A ce moment là j’avoue que je suis tombé de haut. Un peu comme lorsque j’ai appris que Léonard n’avait pas peint tous ses tableaux mais que c’était ses assistants qui finissaient le job la plupart du temps.

-Oh Bob j’ai dit, je ne crois pas que je puisse faire ça en fait et j’ai commencer à faire ma tirade sur l’honnêteté de l’artiste et tout le tralala blablabla.

On t’envoie du fric mec pas de soucis combien tu veux ?

Là j’avoue que j’ai vachement hésité et que j’ai failli craquer, on approchait de la zone rouge mon épouse et moi et l’idée d’avoir suffisamment de fric pour lui faire une surprise me tannait. Je me voyais déjà en train de lui dire au réveil chérie, prépare tes valises je t’emmène à Patmos…

Mais non j’ai tenu bon comme un con j’ai dit ce n’est pas pour moi Bob c’est pas mon truc et à ce moment là je crois qu’il a comprit, il n’a plus insisté.

Après avoir raccroché j’ai foncé vers la boite de doliprane parce que j’avais l’impression d’avoir la tète prise dans un étau.
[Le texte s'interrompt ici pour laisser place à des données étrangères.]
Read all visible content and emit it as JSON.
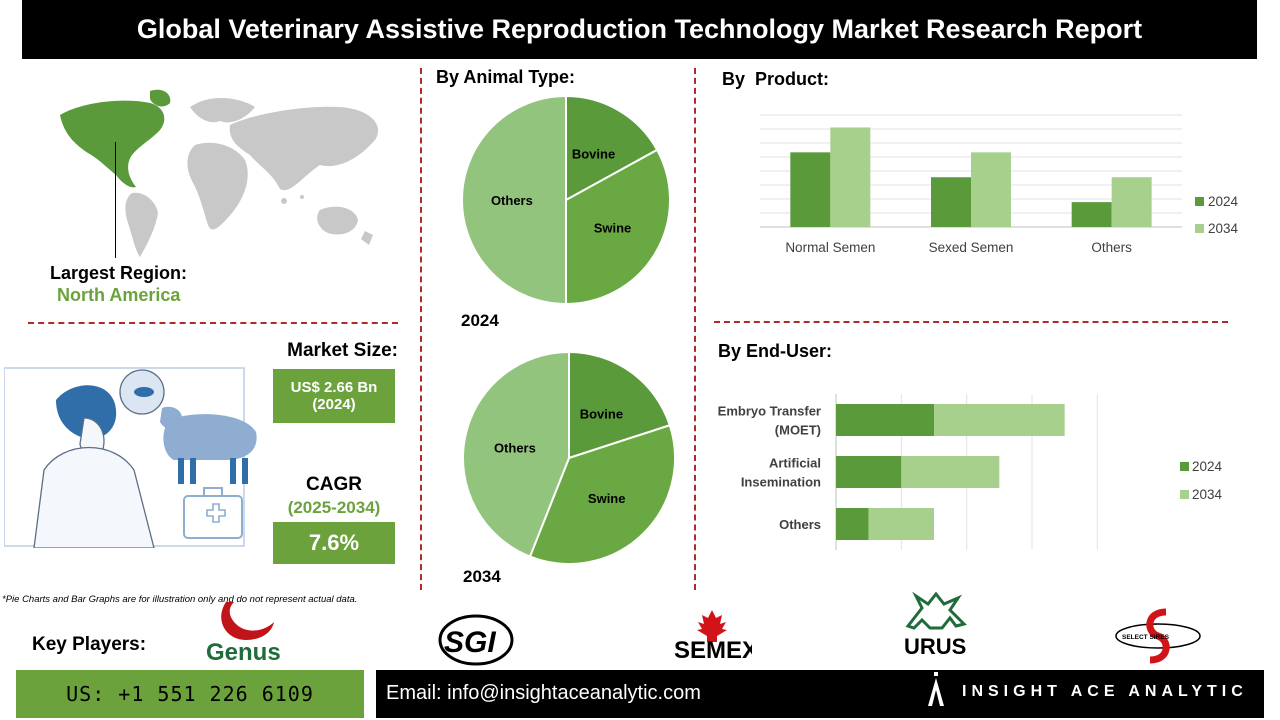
{
  "header": {
    "title": "Global Veterinary Assistive Reproduction Technology Market Research Report"
  },
  "region": {
    "label": "Largest Region:",
    "value": "North America"
  },
  "market_size": {
    "label": "Market Size:",
    "value_line1": "US$ 2.66 Bn",
    "value_line2": "(2024)"
  },
  "cagr": {
    "label": "CAGR",
    "period": "(2025-2034)",
    "value": "7.6%"
  },
  "animal_type": {
    "title": "By Animal Type:"
  },
  "product": {
    "title": "By  Product:"
  },
  "end_user": {
    "title": "By End-User:"
  },
  "footnote": "*Pie Charts and Bar Graphs are for illustration only and do not represent actual data.",
  "key_players": {
    "label": "Key Players:",
    "logos": [
      "Genus",
      "SGI",
      "SEMEX",
      "URUS",
      "SELECT SIRES"
    ]
  },
  "footer": {
    "phone": "US: +1 551 226 6109",
    "email": "Email: info@insightaceanalytic.com",
    "brand": "INSIGHT ACE ANALYTIC"
  },
  "colors": {
    "dark_green": "#5b9a3a",
    "mid_green": "#6aa843",
    "light_green": "#93c47d",
    "pale_green": "#a8d08d",
    "accent_red": "#b02a2a"
  },
  "chart_data": [
    {
      "type": "pie",
      "title": "2024",
      "labels": [
        "Bovine",
        "Swine",
        "Others"
      ],
      "values": [
        17,
        33,
        50
      ]
    },
    {
      "type": "pie",
      "title": "2034",
      "labels": [
        "Bovine",
        "Swine",
        "Others"
      ],
      "values": [
        20,
        36,
        44
      ]
    },
    {
      "type": "bar",
      "categories": [
        "Normal Semen",
        "Sexed Semen",
        "Others"
      ],
      "series": [
        {
          "name": "2024",
          "values": [
            3,
            2,
            1
          ]
        },
        {
          "name": "2034",
          "values": [
            4,
            3,
            2
          ]
        }
      ],
      "ylim": [
        0,
        4.5
      ]
    },
    {
      "type": "bar",
      "orientation": "horizontal",
      "categories": [
        "Embryo Transfer (MOET)",
        "Artificial Insemination",
        "Others"
      ],
      "series": [
        {
          "name": "2024",
          "values": [
            3,
            2,
            1
          ]
        },
        {
          "name": "2034",
          "values": [
            7,
            5,
            3
          ]
        }
      ],
      "xlim": [
        0,
        9
      ]
    }
  ]
}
Puis j’ai entendu là haut les pas de mon épouse sur le parquet elle allait pisser comme tous les matins et elle m’appelait en haut de l’escalier

-T’es là

-Oui

-Tu étais au téléphone

-Oui

-C’était qui ?

Bob un copain américain j’ai répondu. Elle n’a rien rajouté de plus, moi non plus.

Ensuite la journée s’est déroulée comme toutes les journées et rien de plus.